Rappelons, selon Jean Ziegler, qu’un enfant de moins de 10 ans meurt de faim toutes les 5 secondes sur une planète qui peut nourrir 12 milliards d’êtres humains. Sur une Terre où 18,6% de Blancs contrôlent plus de 80% des ressources naturelles mondiales, il y bien de quoi penser que ce ne serait qu’un devoir citoyen de changer radicalement nos habitudes de consommation en France, et dans tous les pays dits « développés », en rétablissant les barrières douanières des pays les plus pauvres, ainsi qu’en réhabilitant une production optimale pour une consommation locale, au lieu d’importer des produits sous-payés au Tiers-Monde.
Or, au lieu de cela, les élites des pays d’Europe multiplient à tour de bras les délocalisations dans des « zones spéciales de production » (régions à bas salaires), ainsi que les politiques sécuritaires et la lutte contre l’immigration pour protéger les frontières, jouant sur un faux semblant de sentiment d’insécurité qui rassure les électorats. L’Occident finance, génère et alimente les conflits dans des pays dits « du tiers-monde », il dévalise les pays d’Afrique pour son confort personnel, et ensuite s’horrifie que des étrangers non issus des classes dominantes viennent s’y installer.
Tout en amalgamant volontairement délinquance et immigration, l’État français récupère les peurs sécuritaires qui étaient, depuis la crise, ensevelies sous les poussières de la propagande, insultant ainsi toutes les catégories de personnes qui, délaissées par le système mondial, souhaitent quitter la misère et la pauvreté de leur pays pour vivre, travailler avec des souffrances moins douloureuses. Mais il est plus facile de préparer le terrain médiatique pour rendre ses entreprises productrices d’armes et de nucléaire compétitives par la guerre, plutôt que d’assumer son passé colonial et jouer son rôle d’État.
Les sommes colossales d’argent générées par les multinationales françaises un peu partout en Afrique, du Niger à Madagascar en passant par l’Angola, sont rapatriées dans des buildings en verre à Paris; le ministre des affaires étrangères ne sert plus qu’à préparer le terrain pour vendre le plus possible de centrales nucléaires ou d’avions de chasse à des États en guerre; la corruption des élus et des ministres est devenue main courante en France. Mais même malgré ces trois insuffisants exemples, nul ne peut rediscuter la légitimité dont les pantins de la communication politique se réclament.

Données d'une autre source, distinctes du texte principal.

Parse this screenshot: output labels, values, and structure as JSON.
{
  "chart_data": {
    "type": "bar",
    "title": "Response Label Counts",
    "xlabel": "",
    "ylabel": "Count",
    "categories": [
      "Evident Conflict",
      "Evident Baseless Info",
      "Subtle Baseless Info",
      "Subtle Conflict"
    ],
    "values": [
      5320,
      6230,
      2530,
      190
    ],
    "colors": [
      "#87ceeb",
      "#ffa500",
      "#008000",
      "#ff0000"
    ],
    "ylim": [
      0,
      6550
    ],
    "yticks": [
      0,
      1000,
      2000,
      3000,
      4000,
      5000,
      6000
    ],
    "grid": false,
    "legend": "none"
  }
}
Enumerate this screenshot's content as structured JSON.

La guerre, une affaire rentable
L’économie globalisée actuelle fonctionne comme un gigantesque Empire qui cherche coûte que coûte à se maintenir. L’on en retrouve toutes les caractéristiques : politique d’expansion, volonté de puissance, néo-colonisation suivie de l’uniformisation à toutes les régions annexées des économies, enrichissement des dominants et pillage des dominés, soumission obligatoire au courant dominant, système de propagande, et la guerre.

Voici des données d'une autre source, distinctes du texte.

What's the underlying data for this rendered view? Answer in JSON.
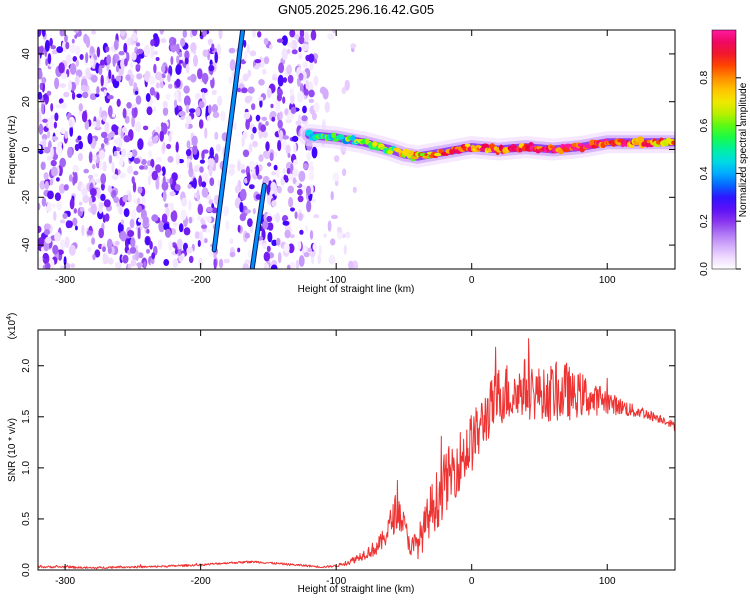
{
  "figure": {
    "title": "GN05.2025.296.16.42.G05"
  },
  "colors": {
    "snr_line": "#ee3333",
    "axis": "#000000",
    "background": "#ffffff"
  },
  "colorbar": {
    "label": "Normalized spectral amplitude",
    "range": [
      0,
      1
    ],
    "ticks": [
      "0.0",
      "0.2",
      "0.4",
      "0.6",
      "0.8"
    ],
    "tick_values": [
      0,
      0.2,
      0.4,
      0.6,
      0.8
    ],
    "colors": [
      "#ffffff",
      "#e6c8ff",
      "#b27cf5",
      "#7d22ee",
      "#3a00ff",
      "#0070ff",
      "#00d2ff",
      "#00f0a0",
      "#22ff22",
      "#b4f000",
      "#ffe600",
      "#ffa000",
      "#ff3c00",
      "#e80048",
      "#ff1aa0"
    ]
  },
  "chart_data": [
    {
      "type": "heatmap",
      "title": "",
      "xlabel": "Height of straight line (km)",
      "ylabel": "Frequency (Hz)",
      "xlim": [
        -320,
        150
      ],
      "ylim": [
        -50,
        50
      ],
      "xticks": [
        -300,
        -200,
        -100,
        0,
        100
      ],
      "xtick_labels": [
        "-300",
        "-200",
        "-100",
        "0",
        "100"
      ],
      "yticks": [
        -40,
        -20,
        0,
        20,
        40
      ],
      "ytick_labels": [
        "-40",
        "-20",
        "0",
        "20",
        "40"
      ],
      "noise_region_x": [
        -320,
        -100
      ],
      "noise_gap_x": [
        -188,
        -172
      ],
      "diagonal_lines": [
        {
          "x_start": -190,
          "y_start": -42,
          "x_end": -169,
          "y_end": 50
        },
        {
          "x_start": -162,
          "y_start": -50,
          "x_end": -153,
          "y_end": -15
        }
      ],
      "ridge": {
        "x": [
          -120,
          -100,
          -80,
          -60,
          -50,
          -40,
          -20,
          0,
          20,
          40,
          60,
          80,
          100,
          120,
          150
        ],
        "y": [
          6,
          5,
          3,
          0,
          -2,
          -3,
          -1,
          1,
          0,
          1,
          0,
          1,
          3,
          3,
          3
        ],
        "amplitude": [
          0.45,
          0.5,
          0.55,
          0.6,
          0.65,
          0.72,
          0.8,
          0.85,
          0.85,
          0.88,
          0.9,
          0.92,
          0.92,
          0.85,
          0.75
        ]
      }
    },
    {
      "type": "line",
      "title": "",
      "xlabel": "Height of straight line (km)",
      "ylabel": "SNR (10 * v/v)",
      "y_multiplier_label": "(x10",
      "y_multiplier_exponent": "4",
      "y_multiplier_close": ")",
      "xlim": [
        -320,
        150
      ],
      "ylim": [
        0,
        2.35
      ],
      "xticks": [
        -300,
        -200,
        -100,
        0,
        100
      ],
      "xtick_labels": [
        "-300",
        "-200",
        "-100",
        "0",
        "100"
      ],
      "yticks": [
        0,
        0.5,
        1,
        1.5,
        2
      ],
      "ytick_labels": [
        "0.0",
        "0.5",
        "1.0",
        "1.5",
        "2.0"
      ],
      "series": [
        {
          "name": "SNR",
          "x": [
            -320,
            -300,
            -280,
            -260,
            -240,
            -220,
            -200,
            -180,
            -160,
            -140,
            -120,
            -110,
            -100,
            -90,
            -80,
            -70,
            -65,
            -60,
            -55,
            -50,
            -45,
            -40,
            -35,
            -30,
            -25,
            -20,
            -15,
            -10,
            -5,
            0,
            5,
            10,
            15,
            20,
            25,
            30,
            35,
            40,
            45,
            50,
            55,
            60,
            65,
            70,
            75,
            80,
            85,
            90,
            95,
            100,
            105,
            110,
            115,
            120,
            125,
            130,
            135,
            140,
            145,
            150
          ],
          "y": [
            0.03,
            0.03,
            0.02,
            0.03,
            0.03,
            0.04,
            0.05,
            0.07,
            0.08,
            0.06,
            0.04,
            0.03,
            0.04,
            0.08,
            0.15,
            0.22,
            0.3,
            0.45,
            0.6,
            0.45,
            0.22,
            0.25,
            0.4,
            0.6,
            0.7,
            0.85,
            0.95,
            1.05,
            1.15,
            1.25,
            1.35,
            1.5,
            1.6,
            1.7,
            1.75,
            1.7,
            1.75,
            1.8,
            1.7,
            1.75,
            1.7,
            1.75,
            1.7,
            1.75,
            1.7,
            1.72,
            1.7,
            1.65,
            1.68,
            1.65,
            1.62,
            1.6,
            1.58,
            1.55,
            1.55,
            1.52,
            1.5,
            1.48,
            1.45,
            1.4
          ],
          "noise_amp": [
            0.01,
            0.01,
            0.01,
            0.01,
            0.01,
            0.01,
            0.01,
            0.01,
            0.01,
            0.01,
            0.01,
            0.01,
            0.01,
            0.03,
            0.05,
            0.08,
            0.1,
            0.15,
            0.2,
            0.12,
            0.1,
            0.15,
            0.2,
            0.25,
            0.3,
            0.3,
            0.3,
            0.3,
            0.3,
            0.3,
            0.28,
            0.28,
            0.28,
            0.3,
            0.3,
            0.28,
            0.25,
            0.3,
            0.25,
            0.25,
            0.25,
            0.3,
            0.25,
            0.3,
            0.22,
            0.22,
            0.2,
            0.15,
            0.15,
            0.12,
            0.1,
            0.08,
            0.08,
            0.06,
            0.06,
            0.05,
            0.05,
            0.04,
            0.04,
            0.04
          ]
        }
      ]
    }
  ]
}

La période dite d’Ancien Régime où les monarchies absolues régnaient sur l’Europe constitue la genèse de la consolidation de cet Empire. Le traité de Westphalie de 1648, qui redessinait les frontières des royautés européennes et tirait le profit des conquêtes militaires d’un Louis XIV absolutiste, fut l’un des premiers consensus européens autour de la volonté de puissance du continent sous couvert de paix associée.

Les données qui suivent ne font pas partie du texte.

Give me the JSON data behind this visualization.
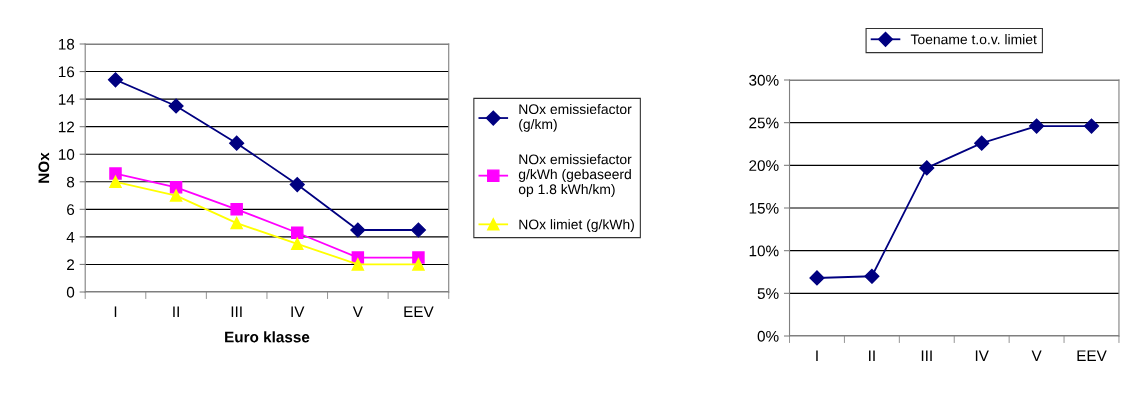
{
  "chart_data": [
    {
      "type": "line",
      "xlabel": "Euro klasse",
      "ylabel": "NOx",
      "categories": [
        "I",
        "II",
        "III",
        "IV",
        "V",
        "EEV"
      ],
      "ylim": [
        0,
        18
      ],
      "yticks": [
        0,
        2,
        4,
        6,
        8,
        10,
        12,
        14,
        16,
        18
      ],
      "grid": "y",
      "legend": "right",
      "series": [
        {
          "name": "NOx emissiefactor (g/km)",
          "color": "#000080",
          "marker": "diamond",
          "values": [
            15.4,
            13.5,
            10.8,
            7.8,
            4.5,
            4.5
          ]
        },
        {
          "name": "NOx emissiefactor g/kWh (gebaseerd op 1.8 kWh/km)",
          "color": "#ff00ff",
          "marker": "square",
          "values": [
            8.6,
            7.6,
            6.0,
            4.3,
            2.5,
            2.5
          ]
        },
        {
          "name": "NOx limiet (g/kWh)",
          "color": "#ffff00",
          "marker": "triangle",
          "values": [
            8,
            7,
            5,
            3.5,
            2,
            2
          ]
        }
      ]
    },
    {
      "type": "line",
      "categories": [
        "I",
        "II",
        "III",
        "IV",
        "V",
        "EEV"
      ],
      "ylim": [
        0,
        30
      ],
      "yticks": [
        {
          "value": 0,
          "label": "0%"
        },
        {
          "value": 5,
          "label": "5%"
        },
        {
          "value": 10,
          "label": "10%"
        },
        {
          "value": 15,
          "label": "15%"
        },
        {
          "value": 20,
          "label": "20%"
        },
        {
          "value": 25,
          "label": "25%"
        },
        {
          "value": 30,
          "label": "30%"
        }
      ],
      "grid": "y",
      "legend": "top",
      "series": [
        {
          "name": "Toename t.o.v. limiet",
          "color": "#000080",
          "marker": "diamond",
          "values": [
            6.8,
            7.0,
            19.7,
            22.6,
            24.6,
            24.6
          ]
        }
      ]
    }
  ]
}
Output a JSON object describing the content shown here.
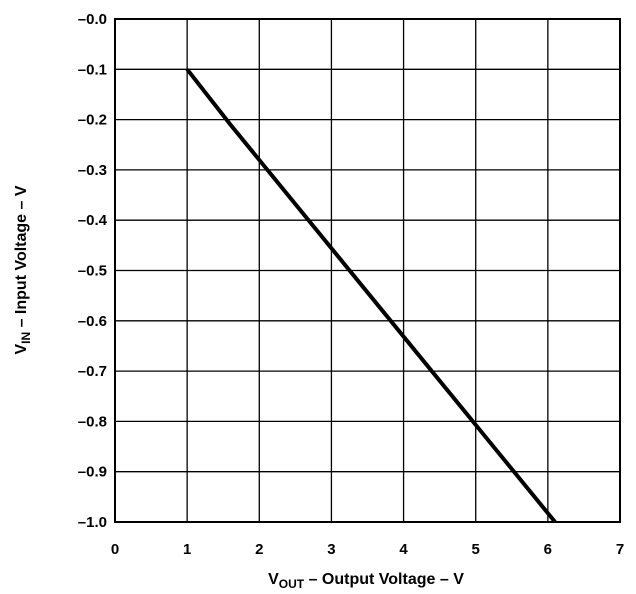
{
  "chart_data": {
    "type": "line",
    "xlabel": {
      "main": "V",
      "sub": "OUT",
      "rest": " – Output Voltage – V"
    },
    "ylabel": {
      "main": "V",
      "sub": "IN",
      "rest": " – Input Voltage – V"
    },
    "xlim": [
      0,
      7
    ],
    "ylim": [
      -1.0,
      0.0
    ],
    "x_ticks": [
      0,
      1,
      2,
      3,
      4,
      5,
      6,
      7
    ],
    "x_tick_labels": [
      "0",
      "1",
      "2",
      "3",
      "4",
      "5",
      "6",
      "7"
    ],
    "y_ticks": [
      0.0,
      -0.1,
      -0.2,
      -0.3,
      -0.4,
      -0.5,
      -0.6,
      -0.7,
      -0.8,
      -0.9,
      -1.0
    ],
    "y_tick_labels": [
      "–0.0",
      "–0.1",
      "–0.2",
      "–0.3",
      "–0.4",
      "–0.5",
      "–0.6",
      "–0.7",
      "–0.8",
      "–0.9",
      "–1.0"
    ],
    "grid": true,
    "series": [
      {
        "x": [
          1.0,
          1.6,
          6.1
        ],
        "y": [
          -0.1,
          -0.21,
          -1.0
        ],
        "color": "#000000"
      }
    ]
  }
}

La mondialisation et les révolutions industrielles qui s’en sont accompagnées durant ces deux derniers siècles ont transféré les conflits des champs de batailles vers l’économie et le monde de l’entreprise. Bien que les deux guerres mondiales et les affrontements divers du XXe siècle aient été très meurtriers, l’enjeu d’une guerre n’était, dès lors, pas simplement de remporter la bataille, mais il fallait aussi et surtout que les entreprises mères enregistrent des profits jamais observés. La guerre est une aubaine rentable pour la vente d’armes à tous les pays, qu’ils soient alliés ou ennemis, républicains ou fascistes. Pendant la guerre qui opposait l’Iran à l’Irak de 1980 à 1988, l’administration Reagan a inondé ces deux pays en armes alors que le conflit se déroulait aux portes de leur ennemi juré, l’URSS… Les États-Unis ont armé le régime de Saddam Hussein pendant quinze ans et l’ont assassiné vingt-cinq ans plus tard, lorsque celui-ci ne servait plus que d’argument médiatique à la fausse guerre contre le terrorisme; de même en ce qui concerne les Talibans, armés par le même pays pour lutter contre l’URSS.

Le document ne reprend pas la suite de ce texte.